В «Дальстрое» за последние несколько лет добыча золота снизилась. Потому ускоренно и напряженно геологи искали новые залежи золотоносной руды. Они предварительно оконтурили участок в долине реки Хинике, в десяти километрах от рудника, где обнаружили выход на поверхность кварцевых пластов с небольшим содержанием золота. Требовалось бить шурфы на каменистых склонах, закладывать динамит и взрывать. Работа тяжелая, опасная: то шнур бикфордов отсырел, то оборвался. То вообще плохо горит, и не поймешь, рванет заряд или нет. Случалось, что поднялся в полный рост, чтоб перезарядить шнур, а тот опять зашипел, заискрил, задымил... Тут уж, как на фронте, не зевай, быстро падай в заранее откопанный «приямок» и после взрыва слушай свист каменных осколков...

Геологов было двое, оба из Ленинграда. Самарин Олег — молодой выпускник института. Второй — начальник партии Халков Иван Карлович, много старше, не по делу въедливый, вспыльчивый, но, по всему видать, недалекий, орать да приказывать любитель. Однажды рано утром он застал Аркадия на реке, когда тот устанавливал самодельные вентеря, и сразу начал громко выговаривать, что у их партии жесткий план, что в следующий раз он обязательно отправит нарушителя дисциплины обратно в лагерь... Прошедший войну Цукан стоял, как школьник, опустив голову. И ни возразить, ни пошутить, потому что какой может быть разговор с таким горлопаном?

Жили геологи в отдельной палатке, у каждого пистолет на боку, смотрят на «преступников» настороженно, осуждающе. И то сказать — нарушители советских законов. В особом отделе при управлении им не раз говорили, что зеки обычно стараются втереться в доверие, улыбаются, на жалость давят. А потом, не исключено, с такой же улыбочкой заточку меж ребер воткнут — и в побег. Поэтому строгость и еще раз строгость. Конечно, геологи знали, что взрывников отбирали особо, только из бывших фронтовиков. Но всё одно опасались и никому не доверяли, держали с заключенными официальную дистанцию.
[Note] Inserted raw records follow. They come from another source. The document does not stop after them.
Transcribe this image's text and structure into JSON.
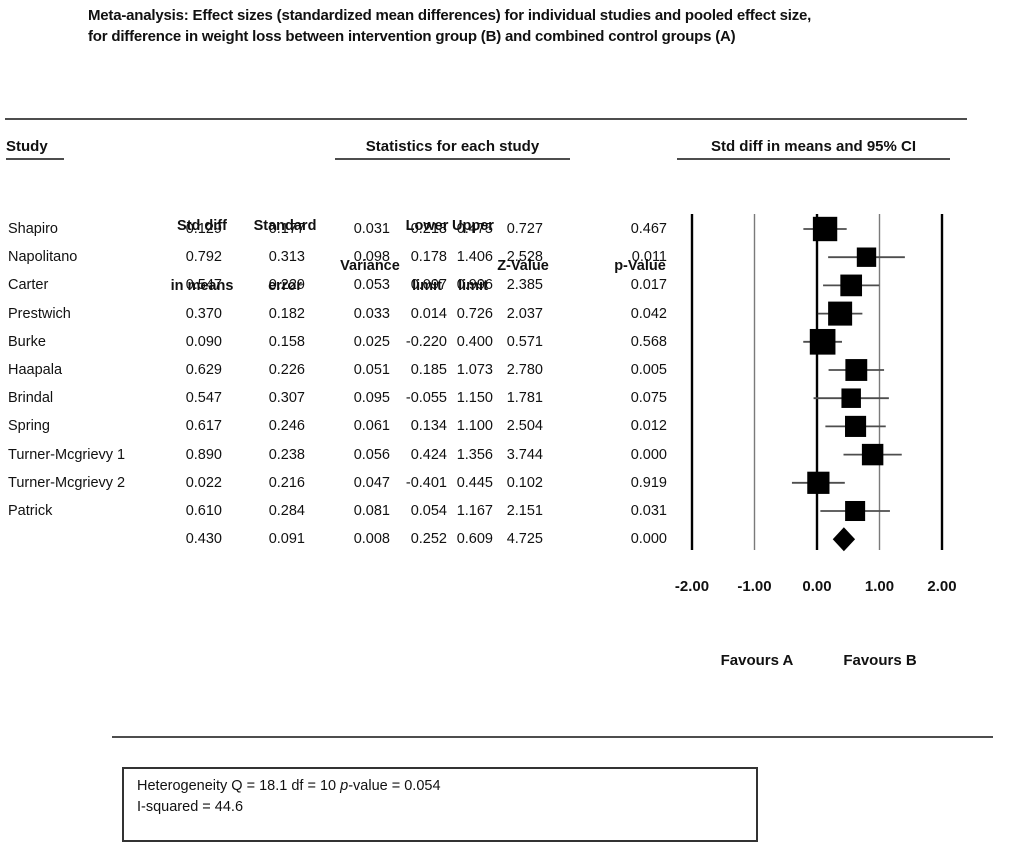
{
  "title": {
    "line1": "Meta-analysis: Effect sizes (standardized mean differences) for individual studies and pooled effect size,",
    "line2": "for difference in weight loss between intervention group (B) and combined control groups (A)"
  },
  "table": {
    "group_headers": {
      "study": "Study",
      "stats": "Statistics for each study",
      "plot": "Std diff in means and 95% CI"
    },
    "columns": [
      {
        "key": "std_diff",
        "line1": "Std diff",
        "line2": "in means"
      },
      {
        "key": "std_err",
        "line1": "Standard",
        "line2": "error"
      },
      {
        "key": "variance",
        "line1": "",
        "line2": "Variance"
      },
      {
        "key": "lower",
        "line1": "Lower",
        "line2": "limit"
      },
      {
        "key": "upper",
        "line1": "Upper",
        "line2": "limit"
      },
      {
        "key": "z",
        "line1": "",
        "line2": "Z-Value"
      },
      {
        "key": "p",
        "line1": "",
        "line2": "p-Value"
      }
    ]
  },
  "chart_data": {
    "type": "forest",
    "xlabel_ticks": [
      "-2.00",
      "-1.00",
      "0.00",
      "1.00",
      "2.00"
    ],
    "x_tick_values": [
      -2,
      -1,
      0,
      1,
      2
    ],
    "xlim": [
      -2,
      2
    ],
    "studies": [
      {
        "name": "Shapiro",
        "std_diff": 0.129,
        "std_err": 0.177,
        "variance": 0.031,
        "lower": -0.218,
        "upper": 0.475,
        "z": 0.727,
        "p": 0.467
      },
      {
        "name": "Napolitano",
        "std_diff": 0.792,
        "std_err": 0.313,
        "variance": 0.098,
        "lower": 0.178,
        "upper": 1.406,
        "z": 2.528,
        "p": 0.011
      },
      {
        "name": "Carter",
        "std_diff": 0.547,
        "std_err": 0.229,
        "variance": 0.053,
        "lower": 0.097,
        "upper": 0.996,
        "z": 2.385,
        "p": 0.017
      },
      {
        "name": "Prestwich",
        "std_diff": 0.37,
        "std_err": 0.182,
        "variance": 0.033,
        "lower": 0.014,
        "upper": 0.726,
        "z": 2.037,
        "p": 0.042
      },
      {
        "name": "Burke",
        "std_diff": 0.09,
        "std_err": 0.158,
        "variance": 0.025,
        "lower": -0.22,
        "upper": 0.4,
        "z": 0.571,
        "p": 0.568
      },
      {
        "name": "Haapala",
        "std_diff": 0.629,
        "std_err": 0.226,
        "variance": 0.051,
        "lower": 0.185,
        "upper": 1.073,
        "z": 2.78,
        "p": 0.005
      },
      {
        "name": "Brindal",
        "std_diff": 0.547,
        "std_err": 0.307,
        "variance": 0.095,
        "lower": -0.055,
        "upper": 1.15,
        "z": 1.781,
        "p": 0.075
      },
      {
        "name": "Spring",
        "std_diff": 0.617,
        "std_err": 0.246,
        "variance": 0.061,
        "lower": 0.134,
        "upper": 1.1,
        "z": 2.504,
        "p": 0.012
      },
      {
        "name": "Turner-Mcgrievy 1",
        "std_diff": 0.89,
        "std_err": 0.238,
        "variance": 0.056,
        "lower": 0.424,
        "upper": 1.356,
        "z": 3.744,
        "p": 0.0
      },
      {
        "name": "Turner-Mcgrievy 2",
        "std_diff": 0.022,
        "std_err": 0.216,
        "variance": 0.047,
        "lower": -0.401,
        "upper": 0.445,
        "z": 0.102,
        "p": 0.919
      },
      {
        "name": "Patrick",
        "std_diff": 0.61,
        "std_err": 0.284,
        "variance": 0.081,
        "lower": 0.054,
        "upper": 1.167,
        "z": 2.151,
        "p": 0.031
      }
    ],
    "pooled": {
      "name": "",
      "std_diff": 0.43,
      "std_err": 0.091,
      "variance": 0.008,
      "lower": 0.252,
      "upper": 0.609,
      "z": 4.725,
      "p": 0.0
    },
    "footer_labels": {
      "favours_a": "Favours A",
      "favours_b": "Favours B"
    }
  },
  "heterogeneity": {
    "line1_pre": "Heterogeneity Q = 18.1 df = 10 ",
    "line1_italic": "p",
    "line1_post": "-value = 0.054",
    "line2": "I-squared = 44.6"
  },
  "colors": {
    "marker": "#000000",
    "ci_line": "#4d4d4d",
    "grid_major": "#000000",
    "grid_minor": "#7a7a7a",
    "text": "#111111",
    "background": "#ffffff"
  }
}
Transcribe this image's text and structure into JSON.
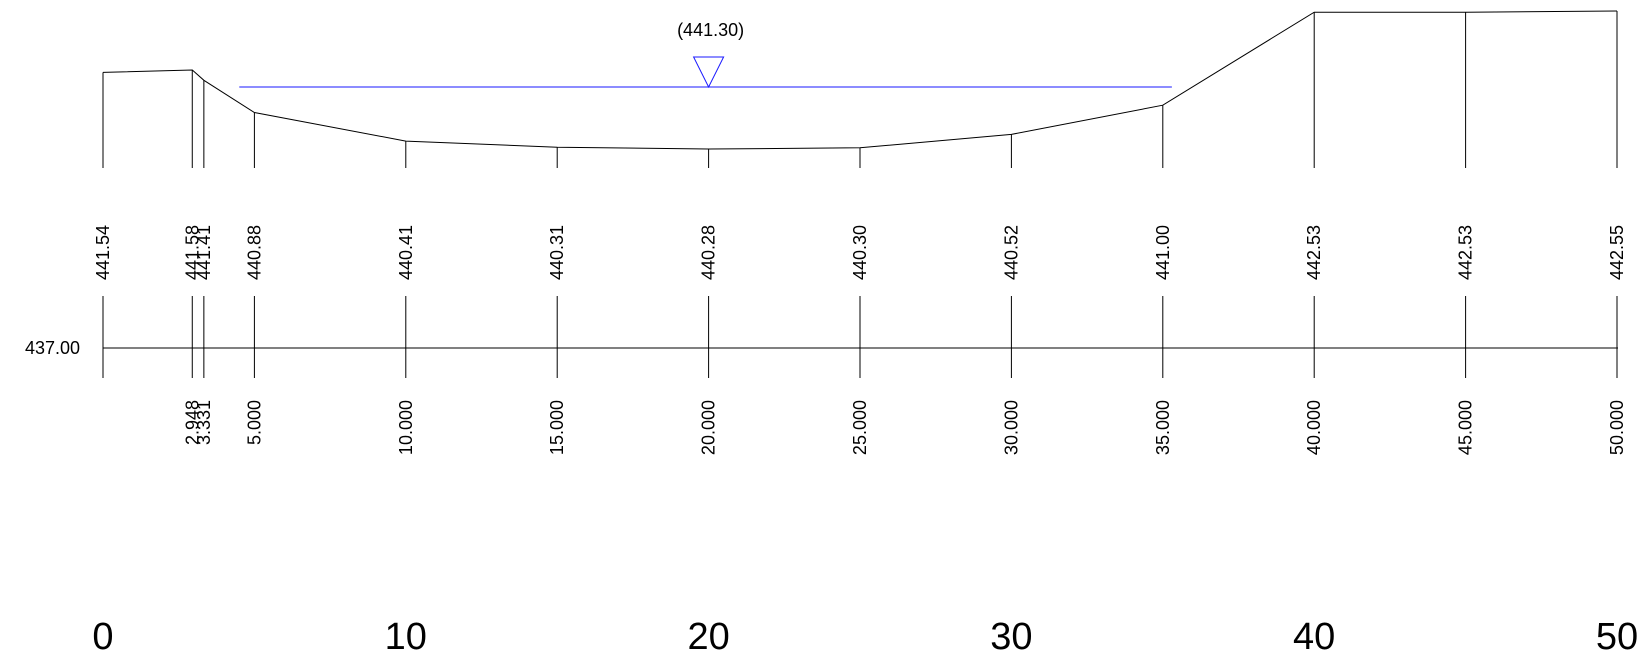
{
  "datum": {
    "label": "437.00",
    "value": 437.0
  },
  "water_level": {
    "label": "(441.30)",
    "elevation": 441.3,
    "color": "#1a1aff",
    "from_station": 4.5,
    "to_station": 35.3,
    "marker_station": 20.0
  },
  "ground_color": "#000000",
  "points": [
    {
      "station": 0.0,
      "elevation": 441.54,
      "elevation_label": "441.54",
      "station_label": ""
    },
    {
      "station": 2.948,
      "elevation": 441.58,
      "elevation_label": "441.58",
      "station_label": "2.948"
    },
    {
      "station": 3.331,
      "elevation": 441.41,
      "elevation_label": "441.41",
      "station_label": "3.331"
    },
    {
      "station": 5.0,
      "elevation": 440.88,
      "elevation_label": "440.88",
      "station_label": "5.000"
    },
    {
      "station": 10.0,
      "elevation": 440.41,
      "elevation_label": "440.41",
      "station_label": "10.000"
    },
    {
      "station": 15.0,
      "elevation": 440.31,
      "elevation_label": "440.31",
      "station_label": "15.000"
    },
    {
      "station": 20.0,
      "elevation": 440.28,
      "elevation_label": "440.28",
      "station_label": "20.000"
    },
    {
      "station": 25.0,
      "elevation": 440.3,
      "elevation_label": "440.30",
      "station_label": "25.000"
    },
    {
      "station": 30.0,
      "elevation": 440.52,
      "elevation_label": "440.52",
      "station_label": "30.000"
    },
    {
      "station": 35.0,
      "elevation": 441.0,
      "elevation_label": "441.00",
      "station_label": "35.000"
    },
    {
      "station": 40.0,
      "elevation": 442.53,
      "elevation_label": "442.53",
      "station_label": "40.000"
    },
    {
      "station": 45.0,
      "elevation": 442.53,
      "elevation_label": "442.53",
      "station_label": "45.000"
    },
    {
      "station": 50.0,
      "elevation": 442.55,
      "elevation_label": "442.55",
      "station_label": "50.000"
    }
  ],
  "scale": {
    "labels": [
      "0",
      "10",
      "20",
      "30",
      "40",
      "50"
    ],
    "values": [
      0,
      10,
      20,
      30,
      40,
      50
    ]
  }
}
Днем на каменистой осыпи Олег попал под завал, вывихнул ногу. Цукану пришлось на себе тащить его в лагерь вместе с инструментом. И вдобавок с образцами породы, которые тот отбил на скальном выступе, отшлифованном колымскими ветрами. От нижнего полога палатки Аркадий оторвал полоску брезента, умело стянул, как бинтом, лодыжку пострадавшего, привычно приговаривая, что до свадьбы заживет. Парень лежал, морщился от боли, а профессиональный сапер Семка подначивал: «Да у него и невесты-то небось нет...» Олег вскинулся: «Есть невеста!.. В Магадане, где наше геологоразведочное управление. Дочь хирурга из местной больницы... Мы бы поженились, да мама моя согласия не дает». Обида вместе с бисеринками пота проступила на его веснушчатом безусом лице. Цукан, придавив рвущийся наружу смех, чтоб не обидеть парня, стал расспрашивать о Ленинграде, родителях. Вспомнил, как сбежал из госпиталя по весне, а потом брел через весь город к площади Стачек, где стоял полк.

Олег приподнялся на локтях, сел удобнее:

— Так вы защищали Ленинград!

Такое неподдельное восхищение прорвалось в этом «защищали», что Цукан построжел, ответил серьезно, что участвовал в прорыве блокады на самоходной артиллерийской установке и был серьезно контужен.

Семка следом согнал с лица дурашливую улыбку и протяжно, со вздохом пробурчал:

— А меня под Вязьмой, когда двинулись в наступление, миной накрыло.

— И как же ты дальше?

— Как-как... Окружили... У нас армия целая, а ни продуктов, ни снарядов. Весной командарм застрелился. А мы по большей части в плен попали. Из лагеря я бежал. Да разве уйдешь далеко без еды, без обуви...

Больше сапер не стал ничего объяснять, отмахнулся от расспросов. Потому как, много раз рассказывая об этом, он утаивал, что в немецком штрафном лагере, где выжить было практически невозможно, вступил в Русскую освободительную армию. Правда, подался к Власову для виду, чтобы при случае сбежать было быстрее. Но, дурак, записался под своей фамилией и собственными данными. А списки власовцев позже оказались в НКВД. И одна радость, что не четвертак, а «всего» пятнадцать лет впаяли.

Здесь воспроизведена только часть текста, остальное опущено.